Just ask Jim Feuille. The general partner of Crosslink Capital in San Francisco has invested his fund’s money in only two new companies so far this year. While he’s negotiating terms of an investment in a third new portfolio company right now, that’s a far cry from the eight or nine new businesses in which Crosslink typically has invested. “We’re going to do less than half of what we usually do,” he says. “That means that, yes, there will be more entrepreneurs with good ideas and business plans that we simply can’t back.”

The problem is one of bandwidth. Venture capital funds are small teams of professionals, who help the entrepreneurs they finance take their businesses to the next level. That requires an investment of both time and attention. And when mature, profitable companies can’t find a banker willing to help take them public, they remain a drain on their venture backers.

This is an industry headache, and one that is growing in size and gravity. Only 155 companies received venture capital for the first time in their history during the third quarter of 2009, according to the MoneyTree Report, produced by PricewaterhouseCoopers and the NVCA and based on data from Thomson Reuters. That’s the lowest level on record since the industry began tracking this data in 1996. Only 13 percent of the $4.8 billion invested during the three-month period went to first-time deals, down from 19 percent of the capital invested during the second quarter of the year.

Meanwhile, despite the stock market rally this year, venture capital is actually flagging.
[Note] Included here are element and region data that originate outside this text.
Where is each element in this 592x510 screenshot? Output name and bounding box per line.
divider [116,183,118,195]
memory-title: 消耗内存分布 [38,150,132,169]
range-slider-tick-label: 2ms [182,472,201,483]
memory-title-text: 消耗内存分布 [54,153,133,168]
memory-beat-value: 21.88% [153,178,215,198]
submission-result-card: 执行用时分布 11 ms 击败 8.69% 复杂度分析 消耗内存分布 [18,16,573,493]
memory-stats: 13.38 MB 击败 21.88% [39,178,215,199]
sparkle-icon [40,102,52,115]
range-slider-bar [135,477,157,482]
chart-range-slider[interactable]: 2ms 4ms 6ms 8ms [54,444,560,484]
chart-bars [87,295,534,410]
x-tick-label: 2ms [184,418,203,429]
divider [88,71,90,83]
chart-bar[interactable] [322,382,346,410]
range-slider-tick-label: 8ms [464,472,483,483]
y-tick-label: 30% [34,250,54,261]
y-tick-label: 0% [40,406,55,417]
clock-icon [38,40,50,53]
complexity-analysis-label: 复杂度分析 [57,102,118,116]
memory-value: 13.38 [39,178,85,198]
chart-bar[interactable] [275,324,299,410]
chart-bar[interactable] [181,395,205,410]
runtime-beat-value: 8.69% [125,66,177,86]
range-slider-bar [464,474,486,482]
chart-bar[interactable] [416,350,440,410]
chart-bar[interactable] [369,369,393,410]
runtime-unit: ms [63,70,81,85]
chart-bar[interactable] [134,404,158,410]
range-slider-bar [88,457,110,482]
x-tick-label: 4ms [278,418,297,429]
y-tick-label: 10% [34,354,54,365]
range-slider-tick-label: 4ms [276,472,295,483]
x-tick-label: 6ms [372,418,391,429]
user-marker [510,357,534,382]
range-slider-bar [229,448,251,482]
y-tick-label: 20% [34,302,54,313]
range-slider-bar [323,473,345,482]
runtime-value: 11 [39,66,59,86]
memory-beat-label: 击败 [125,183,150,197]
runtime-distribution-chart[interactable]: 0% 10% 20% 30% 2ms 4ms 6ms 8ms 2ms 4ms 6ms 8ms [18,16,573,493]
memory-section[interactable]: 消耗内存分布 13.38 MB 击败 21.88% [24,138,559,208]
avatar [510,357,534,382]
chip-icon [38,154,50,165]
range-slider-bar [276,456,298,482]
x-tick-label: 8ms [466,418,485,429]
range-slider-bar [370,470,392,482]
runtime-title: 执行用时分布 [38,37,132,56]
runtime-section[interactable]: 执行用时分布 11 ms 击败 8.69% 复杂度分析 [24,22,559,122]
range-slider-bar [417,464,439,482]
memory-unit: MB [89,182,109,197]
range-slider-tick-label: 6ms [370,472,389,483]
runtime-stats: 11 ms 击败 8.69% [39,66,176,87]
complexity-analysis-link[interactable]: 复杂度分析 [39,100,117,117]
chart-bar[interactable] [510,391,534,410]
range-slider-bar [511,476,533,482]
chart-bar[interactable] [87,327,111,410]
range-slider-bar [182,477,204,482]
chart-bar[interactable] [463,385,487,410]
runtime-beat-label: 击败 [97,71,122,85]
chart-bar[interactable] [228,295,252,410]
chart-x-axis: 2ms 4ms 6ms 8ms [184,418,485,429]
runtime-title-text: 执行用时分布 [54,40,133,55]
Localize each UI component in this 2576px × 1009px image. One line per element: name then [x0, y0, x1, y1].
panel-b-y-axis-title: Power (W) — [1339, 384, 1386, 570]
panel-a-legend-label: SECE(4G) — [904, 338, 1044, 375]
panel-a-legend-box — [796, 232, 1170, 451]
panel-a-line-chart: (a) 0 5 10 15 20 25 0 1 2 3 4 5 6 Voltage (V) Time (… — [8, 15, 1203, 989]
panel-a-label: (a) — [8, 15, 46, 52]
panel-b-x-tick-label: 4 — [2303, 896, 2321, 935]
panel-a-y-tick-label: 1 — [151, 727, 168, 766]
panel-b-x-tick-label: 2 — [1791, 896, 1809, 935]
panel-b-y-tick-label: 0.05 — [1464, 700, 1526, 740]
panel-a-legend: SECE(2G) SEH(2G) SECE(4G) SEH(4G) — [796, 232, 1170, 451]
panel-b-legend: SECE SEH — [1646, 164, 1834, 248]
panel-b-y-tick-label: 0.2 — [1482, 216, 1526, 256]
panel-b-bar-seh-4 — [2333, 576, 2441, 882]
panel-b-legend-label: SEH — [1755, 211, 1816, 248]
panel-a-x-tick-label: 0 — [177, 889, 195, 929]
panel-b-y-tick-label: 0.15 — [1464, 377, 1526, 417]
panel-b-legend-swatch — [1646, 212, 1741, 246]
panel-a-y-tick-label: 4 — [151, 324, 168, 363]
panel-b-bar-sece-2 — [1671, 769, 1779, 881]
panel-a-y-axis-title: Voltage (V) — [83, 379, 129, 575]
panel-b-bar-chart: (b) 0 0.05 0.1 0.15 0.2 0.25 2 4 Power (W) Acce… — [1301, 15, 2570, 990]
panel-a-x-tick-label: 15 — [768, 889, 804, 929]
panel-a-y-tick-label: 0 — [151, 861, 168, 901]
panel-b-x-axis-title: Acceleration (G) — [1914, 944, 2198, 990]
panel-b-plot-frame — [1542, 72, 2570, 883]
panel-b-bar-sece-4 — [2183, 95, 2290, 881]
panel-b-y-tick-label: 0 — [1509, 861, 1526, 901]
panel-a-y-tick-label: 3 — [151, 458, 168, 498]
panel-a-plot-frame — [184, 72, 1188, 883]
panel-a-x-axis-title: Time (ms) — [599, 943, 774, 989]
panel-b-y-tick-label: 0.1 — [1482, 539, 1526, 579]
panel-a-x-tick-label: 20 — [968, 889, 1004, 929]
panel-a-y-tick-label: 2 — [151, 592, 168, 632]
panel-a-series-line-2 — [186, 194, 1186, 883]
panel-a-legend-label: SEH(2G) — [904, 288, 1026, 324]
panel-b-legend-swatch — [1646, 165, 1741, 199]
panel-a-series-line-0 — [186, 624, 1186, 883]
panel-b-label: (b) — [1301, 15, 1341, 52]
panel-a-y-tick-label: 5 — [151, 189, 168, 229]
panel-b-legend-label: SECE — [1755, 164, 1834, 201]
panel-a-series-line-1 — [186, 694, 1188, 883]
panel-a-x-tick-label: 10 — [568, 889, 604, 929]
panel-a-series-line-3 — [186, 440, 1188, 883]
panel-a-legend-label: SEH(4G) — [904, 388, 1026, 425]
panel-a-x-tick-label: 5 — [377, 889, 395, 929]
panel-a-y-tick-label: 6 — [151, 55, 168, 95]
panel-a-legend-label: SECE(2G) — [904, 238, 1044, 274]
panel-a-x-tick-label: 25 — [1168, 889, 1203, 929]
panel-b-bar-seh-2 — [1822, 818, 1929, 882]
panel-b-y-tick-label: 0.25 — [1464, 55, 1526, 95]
In the first nine months of the year, only eight venture-backed companies went public, down from 86 in 2007, the year that the credit crunch began to roil financial markets. That data provides warning that the crisis that has been brewing in the venture capital industry is becoming dangerous to all of those engaged in the business of funding entrepreneurial businesses. Without an exit strategy, venture funds can’t capture the increase in value of the businesses they have already backed. That in turn means they can’t return those profits to their own investors, the pension funds, endowments, and other investors on whom the VC industry must rely to continue raising new capital. And if those investors—the limited partners in the venture funds—aren’t earning real cash returns, why would they bother to keep allocating capital to the industry? And without capital, how can VC funds keep identifying and financing promising entrepreneurial businesses?
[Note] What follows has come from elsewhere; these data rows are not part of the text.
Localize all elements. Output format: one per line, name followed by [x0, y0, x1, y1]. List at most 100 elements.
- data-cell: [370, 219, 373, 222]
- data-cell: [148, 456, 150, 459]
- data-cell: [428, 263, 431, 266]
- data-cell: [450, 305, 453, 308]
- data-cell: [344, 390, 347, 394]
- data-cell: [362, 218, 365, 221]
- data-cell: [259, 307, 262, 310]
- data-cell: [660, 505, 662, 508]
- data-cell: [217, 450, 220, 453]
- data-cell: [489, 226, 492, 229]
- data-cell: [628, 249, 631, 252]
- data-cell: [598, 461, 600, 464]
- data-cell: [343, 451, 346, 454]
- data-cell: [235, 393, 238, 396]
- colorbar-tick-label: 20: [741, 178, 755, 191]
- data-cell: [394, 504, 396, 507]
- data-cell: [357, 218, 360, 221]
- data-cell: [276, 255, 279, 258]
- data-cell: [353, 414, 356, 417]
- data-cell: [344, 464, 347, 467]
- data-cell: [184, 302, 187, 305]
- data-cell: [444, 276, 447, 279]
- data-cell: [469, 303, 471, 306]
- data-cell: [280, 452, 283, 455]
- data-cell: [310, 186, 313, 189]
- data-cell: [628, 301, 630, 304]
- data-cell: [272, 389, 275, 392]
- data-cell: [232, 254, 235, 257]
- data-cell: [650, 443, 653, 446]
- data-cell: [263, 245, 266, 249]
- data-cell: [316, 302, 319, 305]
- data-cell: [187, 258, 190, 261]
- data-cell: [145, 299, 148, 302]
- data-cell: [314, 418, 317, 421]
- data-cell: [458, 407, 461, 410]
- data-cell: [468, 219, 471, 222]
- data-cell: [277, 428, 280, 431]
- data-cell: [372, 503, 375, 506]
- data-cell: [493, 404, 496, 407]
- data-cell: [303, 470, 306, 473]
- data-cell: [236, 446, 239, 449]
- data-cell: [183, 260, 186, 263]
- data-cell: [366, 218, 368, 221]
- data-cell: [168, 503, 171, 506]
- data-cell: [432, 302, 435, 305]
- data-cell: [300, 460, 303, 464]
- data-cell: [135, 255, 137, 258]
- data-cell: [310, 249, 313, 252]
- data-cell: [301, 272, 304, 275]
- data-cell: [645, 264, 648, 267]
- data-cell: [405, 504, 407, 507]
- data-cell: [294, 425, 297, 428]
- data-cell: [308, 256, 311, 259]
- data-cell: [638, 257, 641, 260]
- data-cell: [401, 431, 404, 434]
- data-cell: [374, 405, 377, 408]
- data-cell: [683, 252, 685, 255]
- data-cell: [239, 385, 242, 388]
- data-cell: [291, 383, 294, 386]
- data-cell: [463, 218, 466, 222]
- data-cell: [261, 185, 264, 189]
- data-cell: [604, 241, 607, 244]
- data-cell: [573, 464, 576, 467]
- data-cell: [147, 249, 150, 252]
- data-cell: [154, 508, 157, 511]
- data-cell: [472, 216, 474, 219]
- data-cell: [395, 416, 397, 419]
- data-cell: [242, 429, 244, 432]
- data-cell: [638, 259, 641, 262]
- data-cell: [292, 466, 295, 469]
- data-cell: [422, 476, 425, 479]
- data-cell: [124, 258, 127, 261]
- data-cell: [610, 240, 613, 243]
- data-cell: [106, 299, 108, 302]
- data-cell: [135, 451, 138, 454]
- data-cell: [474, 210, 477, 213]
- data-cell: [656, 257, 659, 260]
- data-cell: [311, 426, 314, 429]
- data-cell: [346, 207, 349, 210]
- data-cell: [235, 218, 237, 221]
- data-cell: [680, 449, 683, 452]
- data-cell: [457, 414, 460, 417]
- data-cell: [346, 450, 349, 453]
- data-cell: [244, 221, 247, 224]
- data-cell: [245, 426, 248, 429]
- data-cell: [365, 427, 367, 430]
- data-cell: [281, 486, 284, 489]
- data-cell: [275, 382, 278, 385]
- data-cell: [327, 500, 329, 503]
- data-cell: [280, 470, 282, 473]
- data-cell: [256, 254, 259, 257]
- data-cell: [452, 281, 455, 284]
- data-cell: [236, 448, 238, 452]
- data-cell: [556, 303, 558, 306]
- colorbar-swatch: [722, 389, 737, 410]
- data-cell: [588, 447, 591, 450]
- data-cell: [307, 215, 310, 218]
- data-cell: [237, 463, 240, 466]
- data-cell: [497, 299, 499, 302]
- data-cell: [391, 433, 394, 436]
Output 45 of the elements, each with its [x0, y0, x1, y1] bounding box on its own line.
Mark Heesen, the usually unflappable president of the NVCA, rattled by what the data suggested, believes that without an eightfold to tenfold increase in the number of venture-backed IPOs, the industry’s performance will deteriorate further. “That would be a toxic cycle to get into, one that would damage our ability to fund the next generation of clean-technology companies or biotechnology ideas,” one East Coast VC worries. “Are we really prepared to cut off funding to entrepreneurs? Do we really have all the fresh, bright ideas that we will ever need?”